China: Trump's One China comments 'risk Taiwan peace'

  • 14 December 2016
  • From the section China
Taiwan Affairs Office spokesman An Fengshan signals for questions from a journalist at a routine press conference in Beijing, China Image copyright AP
Image caption Taiwan Affairs Office spokesman An Fengshan (pictured) warned the One China policy was the "cornerstone" of peace in the Taiwan Strait

Beijing has warned the incoming US administration that any attempt to challenge the "One China" policy could affect peace in the Taiwan Strait.

Interference may also damage developing US-China relations, a spokesman said.

Under the "One China" policy, the US has formal ties with China rather than the island of Taiwan, which China sees as a breakaway province.

However, US President-elect Donald Trump has expressed doubts about continuing to abide by the policy.

Mr Trump had already angered China by taking a phone call from Taiwan's President Tsai Ing-wen, and then tweeting about it.

On Monday, China said it was "seriously concerned" by Mr Trump's comments, and urged sensitivity around the issue.

But An Fengshan, a spokesman for China's policy-making Taiwan Affairs Office, went further on Wednesday, warning of more serious consequences.

'Ready to confront'

"Upholding the "One China" principle is the political basis of developing China-US relations, and is the cornerstone of peace and stability in the Taiwan Strait," he said.

"If this basis is interfered with or damaged then the healthy, stable development of China-US relations is out of the question, and peace and stability in the Taiwan Strait will be seriously impacted," he added.
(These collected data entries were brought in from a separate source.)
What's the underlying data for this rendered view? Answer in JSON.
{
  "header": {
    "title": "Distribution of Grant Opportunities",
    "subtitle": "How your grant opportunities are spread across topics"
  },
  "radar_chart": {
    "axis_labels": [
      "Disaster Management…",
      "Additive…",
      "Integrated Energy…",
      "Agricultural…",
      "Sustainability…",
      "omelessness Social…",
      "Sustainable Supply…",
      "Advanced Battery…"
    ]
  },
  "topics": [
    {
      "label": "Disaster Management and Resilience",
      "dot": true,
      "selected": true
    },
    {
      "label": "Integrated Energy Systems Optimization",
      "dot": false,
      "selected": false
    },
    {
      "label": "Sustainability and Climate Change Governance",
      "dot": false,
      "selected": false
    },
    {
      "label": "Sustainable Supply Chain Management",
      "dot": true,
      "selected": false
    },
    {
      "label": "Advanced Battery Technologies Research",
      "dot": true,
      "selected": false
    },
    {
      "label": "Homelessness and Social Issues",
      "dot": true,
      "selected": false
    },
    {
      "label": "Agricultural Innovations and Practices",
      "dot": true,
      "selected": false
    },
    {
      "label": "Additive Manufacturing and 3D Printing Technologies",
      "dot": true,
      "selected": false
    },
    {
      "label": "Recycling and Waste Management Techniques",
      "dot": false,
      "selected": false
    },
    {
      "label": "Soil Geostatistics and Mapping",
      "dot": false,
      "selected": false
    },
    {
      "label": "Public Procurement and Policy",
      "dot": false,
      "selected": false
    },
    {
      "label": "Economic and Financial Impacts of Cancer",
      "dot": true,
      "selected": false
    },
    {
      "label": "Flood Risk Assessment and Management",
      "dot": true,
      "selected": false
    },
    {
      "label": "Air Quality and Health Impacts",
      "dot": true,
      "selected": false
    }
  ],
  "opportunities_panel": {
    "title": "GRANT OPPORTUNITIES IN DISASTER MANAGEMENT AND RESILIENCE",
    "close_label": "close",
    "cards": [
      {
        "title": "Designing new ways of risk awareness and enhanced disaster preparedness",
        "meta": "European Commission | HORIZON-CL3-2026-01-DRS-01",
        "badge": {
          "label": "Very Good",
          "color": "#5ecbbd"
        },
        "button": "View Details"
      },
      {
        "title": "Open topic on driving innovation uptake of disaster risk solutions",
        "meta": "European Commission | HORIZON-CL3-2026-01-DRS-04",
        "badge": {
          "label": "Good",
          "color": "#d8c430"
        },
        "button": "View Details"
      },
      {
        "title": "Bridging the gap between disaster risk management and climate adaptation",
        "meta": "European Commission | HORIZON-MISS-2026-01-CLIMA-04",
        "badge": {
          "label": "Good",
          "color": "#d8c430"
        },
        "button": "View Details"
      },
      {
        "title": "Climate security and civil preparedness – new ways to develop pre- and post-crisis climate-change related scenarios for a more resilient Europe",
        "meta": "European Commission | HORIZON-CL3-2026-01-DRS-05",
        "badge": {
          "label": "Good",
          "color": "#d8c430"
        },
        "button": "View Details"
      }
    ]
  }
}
Mr An's comments came as Admiral Harry Harris, head of the US Pacific Command, vowed the US will keep challenging Beijing's "assertive, aggressive behaviour in the South China Sea".

Speaking to Australian think tank the Lowy Institute in Sydney, Admiral Harris said: "We will not allow the shared domains to be closed down unilaterally, no matter how many bases are built on artificial features in the South China Sea.

"We will co-operate where we can but we will be ready to confront where we must."

Beijing has been developing artificial islands capable of hosting military planes in the region.

It also insists on sovereignty over virtually all the resource-endowed South China Sea, despite rival claims from its South East Asian neighbours.

Washington has repeatedly said it does not recognise the claims, and has sent warships into the area to assert the right to freedom of navigation.